Succeeding with innovation requires smart risk management. Risk management requires that we (a) decide which projects have the right potentials for success then (b) set those projects up so risk of failure is a minimum. Unfortunately, as Rick Nason observes in his excellent book on risk management, most companies see risk management as the Department of No.
What risk management can do for you, without creating eternal delays that miss the market window, is help projects become set up with the highest chance of success. How? By identifying the key risks and looking for smart ways to reduce the potential harm they can do. By ensuring the right resources are allocated to important projects. By working with the projects to help them succeed.
Nason further observes, “Risk is fundamentally caused by people and complexity.” For example, the risk isn’t primarily that technology fails – but that the people implementing it make poor decision either in deciding the project is feasible or in the specifics of implementing the technology. Or the people on the project choose to treat innovation as a classically reducible engineering problem even though innovation can only succeed by respecting the complexity that makes it impossible to reduce these problems simply.
“Fail fast” probably does more harm than good. The fail fast theory is a lovely one for those venture capitalists who see investment as “rolling the dice”. If your livelihood depends on rolling dice, who wouldn’t want to roll the dice quickly?
What VC’s don’t respect is is that powerful success takes time and takes focus. That doesn’t mean a crash project on innovation may not be smart (read “The Soul of a New Machine” for one example). Note, though, that the computer featured in this Pulitzer winning book didn’t fail – there is no inherent need to “fail fast”.

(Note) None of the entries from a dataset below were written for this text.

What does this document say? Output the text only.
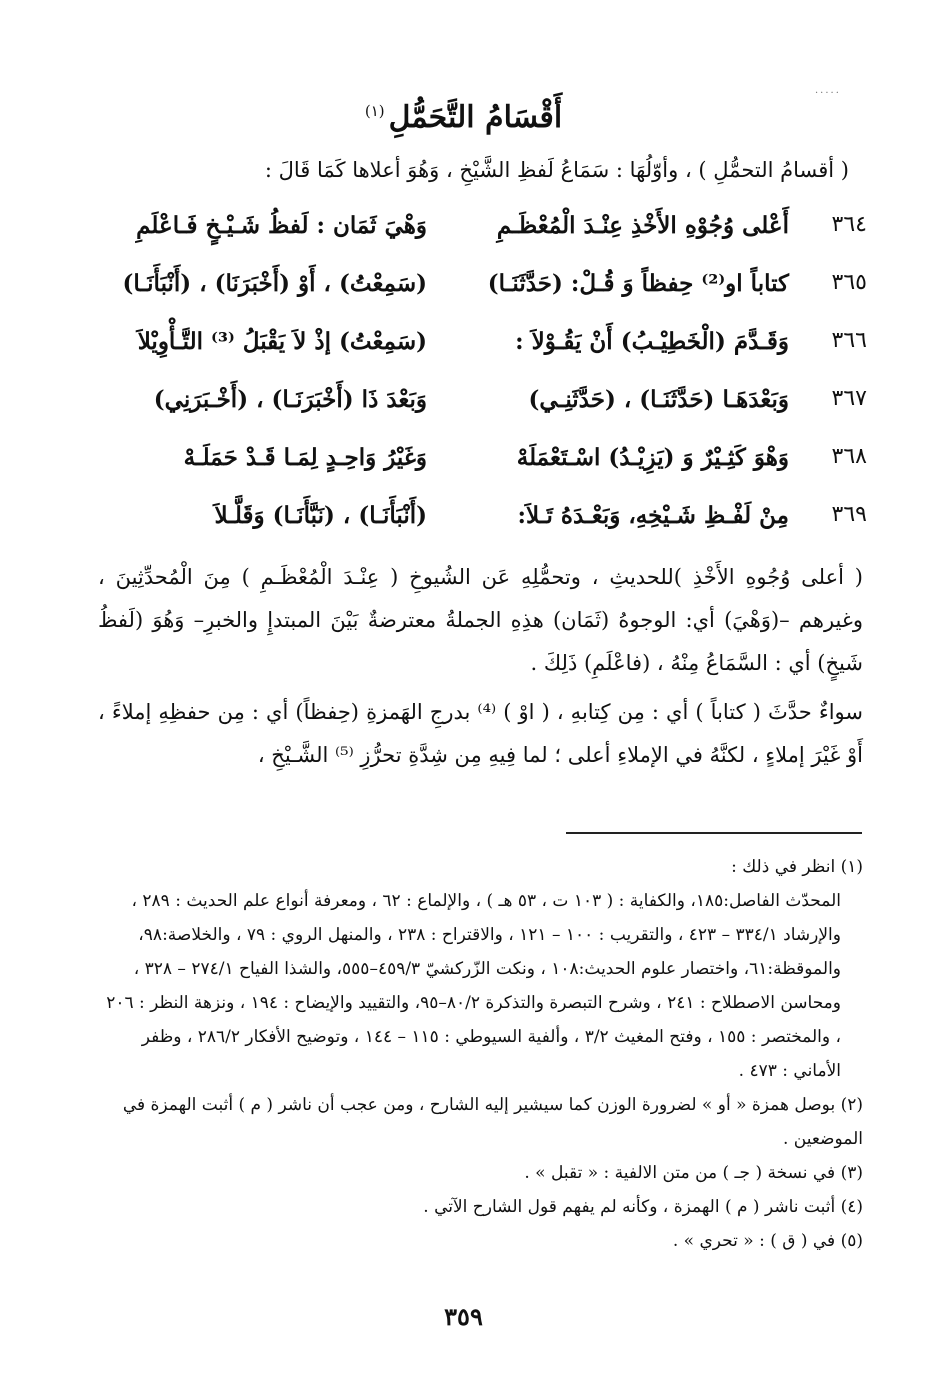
·····
أَقْسَامُ التَّحَمُّلِ$^{(١)}$
( أقسامُ التحمُّلِ ) ، وأوّلُهَا : سَمَاعُ لَفظِ الشَّيْخِ ، وَهُوَ أعلاها كَمَا قَالَ :
٣٦٤
أَعْلى وُجُوْهِ الأَخْذِ عِنْـدَ الْمُعْظَـمِ
وَهْيَ ثَمَان : لَفظُ شَـيْـخٍ فَـاعْلَمِ
٣٦٥
كتاباً او⁽²⁾ حِفظاً وَ قُـلْ: (حَدَّثَنَـا)
(سَمِعْتُ) ، أَوْ (أَخْبَرَنَا) ، (أَنْبَأَنَـا)
٣٦٦
وَقَـدَّمَ (الْخَطِيْـبُ) أَنْ يَقُـوْلاَ :
(سَمِعْتُ) إذْ لاَ يَقْبَلُ ⁽³⁾ التَّـأْوِيْلاَ
٣٦٧
وَبَعْدَهَـا (حَدَّثَنَـا) ، (حَدَّثَنِـي)
وَبَعْدَ ذَا (أَخْبَرَنَـا) ، (أَخْـبَرَنِي)
٣٦٨
وَهْوَ كَثِـيْرٌ وَ (يَزِيْـدُ) اسْـتَعْمَلَهْ
وَغَيْرُ وَاحِـدٍ لِمَـا قَـدْ حَمَلَـهْ
٣٦٩
مِنْ لَفْـظِ شَـيْخِهِ، وَبَعْـدَهُ تَـلاَ:
(أَنْبَأَنَـا) ، (نَبَّأَنَـا) وَقَلَّـلاَ

( أعلى وُجُوهِ الأَخْذِ )للحديثِ ، وتحمُّلِهِ عَن الشُيوخِ ( عِنْـدَ الْمُعْظَـمِ ) مِنَ الْمُحدِّثِينَ ، وغيرهم –(وَهْيَ) أي: الوجوهُ (ثَمَان) هذِهِ الجملةُ معترضةٌ بَيْنَ المبتدإِ والخبرِ– وَهُوَ (لَفظُ شَيخٍ) أي : السَّمَاعُ مِنْهُ ، (فاعْلَمِ) ذَلِكَ .

سواءٌ حدَّثَ ( كتاباً ) أي : مِن كِتابهِ ، ( اوْ ) ⁽⁴⁾ بدرجِ الهَمزةِ (حِفظاً) أي : مِن حفظِهِ إملاءً ، أَوْ غَيْرَ إملاءٍ ، لكنَّهُ في الإملاءِ أعلى ؛ لما فِيهِ مِن شِدَّةِ تحرُّزِ ⁽⁵⁾ الشَّـيْخِ ،

(١) انظر في ذلك :

المحدّث الفاصل:١٨٥، والكفاية : ( ١٠٣ ت ، ٥٣ هـ ) ، والإلماع : ٦٢ ، ومعرفة أنواع علم الحديث : ٢٨٩ ، والإرشاد ٣٣٤/١ – ٤٢٣ ، والتقريب : ١٠٠ – ١٢١ ، والاقتراح : ٢٣٨ ، والمنهل الروي : ٧٩ ، والخلاصة:٩٨، والموقظة:٦١، واختصار علوم الحديث:١٠٨ ، ونكت الزّركشيّ ٤٥٩/٣–٥٥٥، والشذا الفياح ٢٧٤/١ – ٣٢٨ ، ومحاسن الاصطلاح : ٢٤١ ، وشرح التبصرة والتذكرة ٨٠/٢–٩٥، والتقييد والإيضاح : ١٩٤ ، ونزهة النظر : ٢٠٦ ، والمختصر : ١٥٥ ، وفتح المغيث ٣/٢ ، وألفية السيوطي : ١١٥ – ١٤٤ ، وتوضيح الأفكار ٢٨٦/٢ ، وظفر الأماني : ٤٧٣ .

(٢) بوصل همزة « أو » لضرورة الوزن كما سيشير إليه الشارح ، ومن عجب أن ناشر ( م ) أثبت الهمزة في الموضعين .

(٣) في نسخة ( جـ ) من متن الالفية : « تقبل » .

(٤) أثبت ناشر ( م ) الهمزة ، وكأنه لم يفهم قول الشارح الآتي .

(٥) في ( ق ) : « تحري » .

٣٥٩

In fact, I think the “fail fast” phrase is missing it’s second half: “Fail fast to always fail.”
What is the innovator’s job, then? Innovation involves risk but so does living life. That said, those working to create innovative products, services, and business must respect that they are taking on a higher level of risk than most people.
That doesn’t mean throwing out our arms to embrace failure. It means we need to take our jobs seriously and respect the risk. It also means that sometimes we’ll have to live with a project that failed. But no matter what we do, we shouldn’t ever seek failure out.